Nine W&M grads receive prestigious Fulbright grants

By Marisa Spyker June 13, 2016

A new class of Fulbright U.S. student scholars was recently announced, with nine W&M graduates joining the ranks of the prestigious program. 

Sagra Alvarado ’15, Shannon Callinan ’16, Beatrice Chessman ’16, Annie Curran ’16, Ryan Feeney ’14, Clay Harris ’14, Constance Hull ’16 and Natasha King ’16 will each spend the 2016–17 academic year abroad teaching, studying, working and researching in their varying areas of interest. Shaina Salman J.D. ’16 also became the first W&M graduate to be awarded the Fulbright-Clinton Public Policy Fellowship.

Fulbright Futures

Funded by the U.S. Department of State, the program, according to its website, “is designed to increase mutual understanding between the people of the United States and the people of other countries.” It is the largest U.S. exchange program offering students and young professionals the opportunity to pursue international graduate study.

Each year, approximately 1,600 grants are awarded to recent U.S. graduates to study in more than 155 countries. W&M students have consistently performed well in the program. Last year, W&M snagged the 23rdspot on the list of top Fulbright-producing research universities, according to the Chronicle of Higher Education

Curran, a double major in English and film and media studies, will spend her Fulbright year in Ireland pursuing a master’s in Irish Writing and Film at University College Cork. During her time there, she’ll also be starting a monthly cinema club at a local pub, where aspiring filmmakers can show their short films to the community free of charge. 

“The university’s film club lost its funding last year, so I hope that this ‘Cork Cinema Club’ will fill a void for the local filmmaking community and give people a platform to share their work,” she said.

On the opposite side of the world, Natasha King ’16, a double major in marketing and environmental science, will be teaching English to students from elementary to high-school age as a participant in Fulbright’s English Teaching Assistant Program. Five of her fellow Fulbright recipients will participate in the same program in different countries from Italy to South Africa. 

“The Fulbright is geared towards building communication and communication skills on multiple levels, and I think that will prove invaluable to me when I return to the U.S. and begin working,” said King. “I would love to eventually work in marketing and sustainability, and I think the teaching and learning experiences of the Fulbright will help broaden my perspective and make me a better communicator of plans and ideas. Furthermore, the experience of living in Thailand, a country with unique ecosystems and environmental issues, will give me an additional frame of environmental reference beyond that of living in the U.S.”

New Territory

Salman will use the Fulbright-Clinton Public Policy Fellowship to work and research in the Ivory Coast (pending successful placement). Inaugurated in 2012, the Fulbright-Clinton program sends recipients to serve as special assistants in foreign government ministries while carrying out an academic research project. 

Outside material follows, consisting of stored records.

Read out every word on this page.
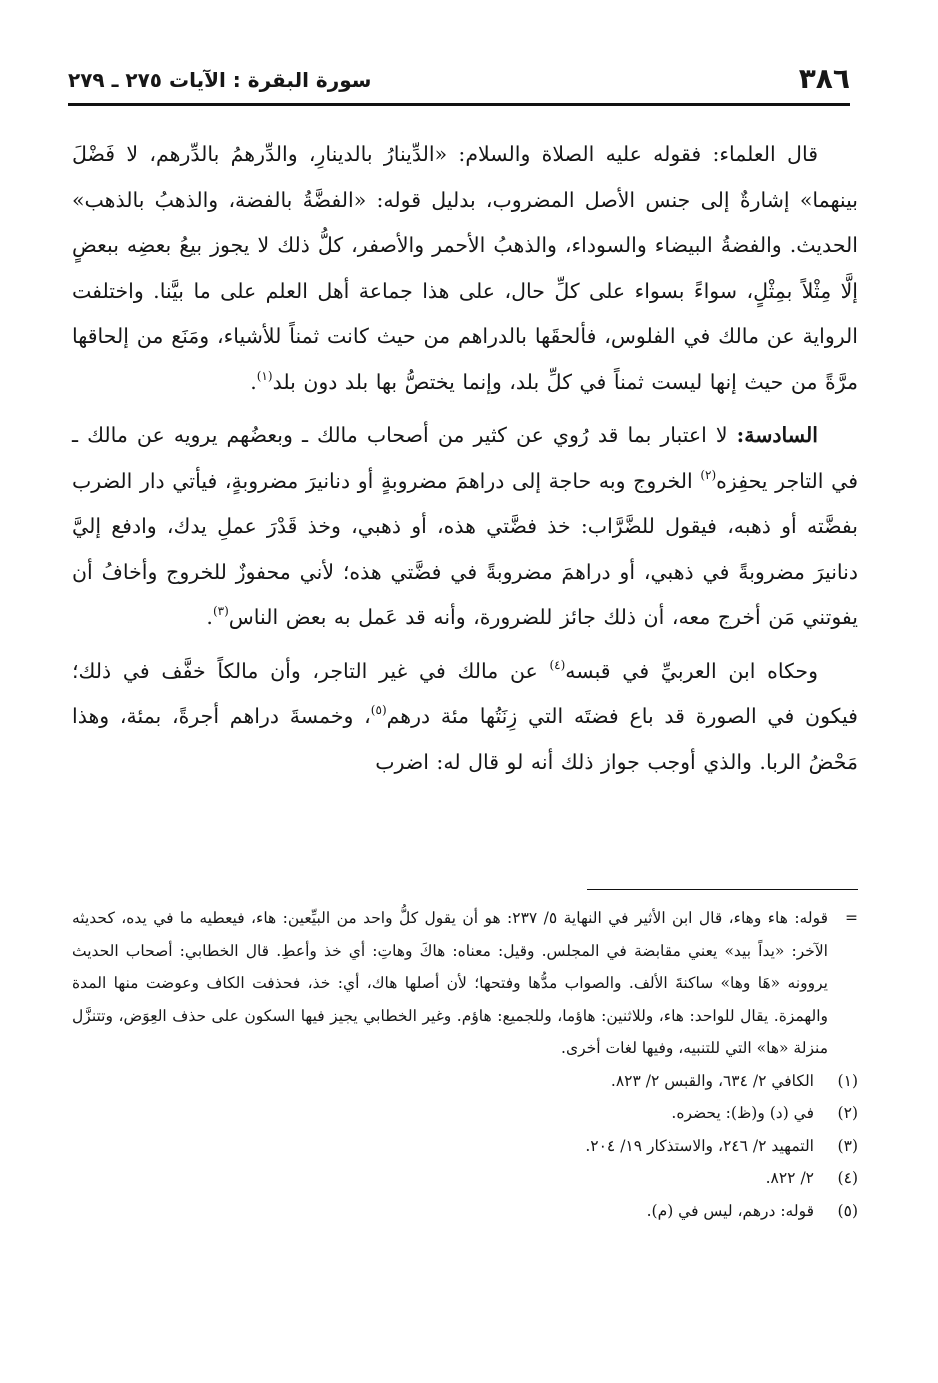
٣٨٦
سورة البقرة : الآيات ٢٧٥ ـ ٢٧٩

قال العلماء: فقوله عليه الصلاة والسلام: «الدِّينارُ بالدينارِ، والدِّرهمُ بالدِّرهم، لا فَضْلَ بينهما» إشارةٌ إلى جنس الأصل المضروب، بدليل قوله: «الفضَّةُ بالفضة، والذهبُ بالذهب» الحديث. والفضةُ البيضاء والسوداء، والذهبُ الأحمر والأصفر، كلُّ ذلك لا يجوز بيعُ بعضِه ببعضٍ إلَّا مِثْلاً بمِثْلٍ، سواءً بسواء على كلِّ حال، على هذا جماعة أهل العلم على ما بيَّنا. واختلفت الرواية عن مالك في الفلوس، فألحقَها بالدراهم من حيث كانت ثمناً للأشياء، ومَنَع من إلحاقها مرَّةً من حيث إنها ليست ثمناً في كلِّ بلد، وإنما يختصُّ بها بلد دون بلد$^{(١)}$.

السادسة: لا اعتبار بما قد رُوي عن كثير من أصحاب مالك ـ وبعضُهم يرويه عن مالك ـ في التاجر يحفِزه$^{(٢)}$ الخروج وبه حاجة إلى دراهمَ مضروبةٍ أو دنانيرَ مضروبةٍ، فيأتي دار الضرب بفضَّته أو ذهبه، فيقول للضَّرَّاب: خذ فضَّتي هذه، أو ذهبي، وخذ قَدْرَ عملِ يدك، وادفع إليَّ دنانيرَ مضروبةً في ذهبي، أو دراهمَ مضروبةً في فضَّتي هذه؛ لأني محفوزٌ للخروج وأخافُ أن يفوتني مَن أخرج معه، أن ذلك جائز للضرورة، وأنه قد عَمل به بعض الناس$^{(٣)}$.

وحكاه ابن العربيِّ في قبسه$^{(٤)}$ عن مالك في غير التاجر، وأن مالكاً خفَّف في ذلك؛ فيكون في الصورة قد باع فضتَه التي زِنَتُها مئة درهم$^{(٥)}$، وخمسةَ دراهم أجرةً، بمئة، وهذا مَحْضُ الربا. والذي أوجب جواز ذلك أنه لو قال له: اضرب

=
قوله: هاء وهاء، قال ابن الأثير في النهاية ٥/ ٢٣٧: هو أن يقول كلُّ واحد من البيِّعين: هاء، فيعطيه ما في يده، كحديثه الآخر: «يداً بيد» يعني مقابضة في المجلس. وقيل: معناه: هاكَ وهاتِ: أي خذ وأعطِ. قال الخطابي: أصحاب الحديث يروونه «هَا وها» ساكنةَ الألف. والصواب مدُّها وفتحها؛ لأن أصلها هاك، أي: خذ، فحذفت الكاف وعوضت منها المدة والهمزة. يقال للواحد: هاء، وللاثنين: هاؤما، وللجميع: هاؤم. وغير الخطابي يجيز فيها السكون على حذف العِوَض، وتتنزَّل منزلة «ها» التي للتنبيه، وفيها لغات أخرى.
(١)
الكافي ٢/ ٦٣٤، والقبس ٢/ ٨٢٣.
(٢)
في (د) و(ظ): يحضره.
(٣)
التمهيد ٢/ ٢٤٦، والاستذكار ١٩/ ٢٠٤.
(٤)
٢/ ٨٢٢.
(٥)
قوله: درهم، ليس في (م).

Salman, who intends to pursue a career in international law, will be returning to the Ivory Coast for a second time. In 2014, she spent a three-month fellowship there working on a USAID-funded “ProJustice Project” to improve access to justice for Ivorian citizens. Her research during her Fulbright year, she said, will be centered around integrating customary law, or traditional rules of law and order, into the rule of law to improve access to justice.

“Understanding the rule of law has become a personal study interest of mine,” she said. “I think this experience may end up shaping my entire career. I have always wanted to practice law internationally so this may be an excellent segue.”    

Nancy Combs, Ernest W. Goodrich Professor of Law and director for the Human Security Law Center at W&M, said this opportunity is especially well deserved for Salman. 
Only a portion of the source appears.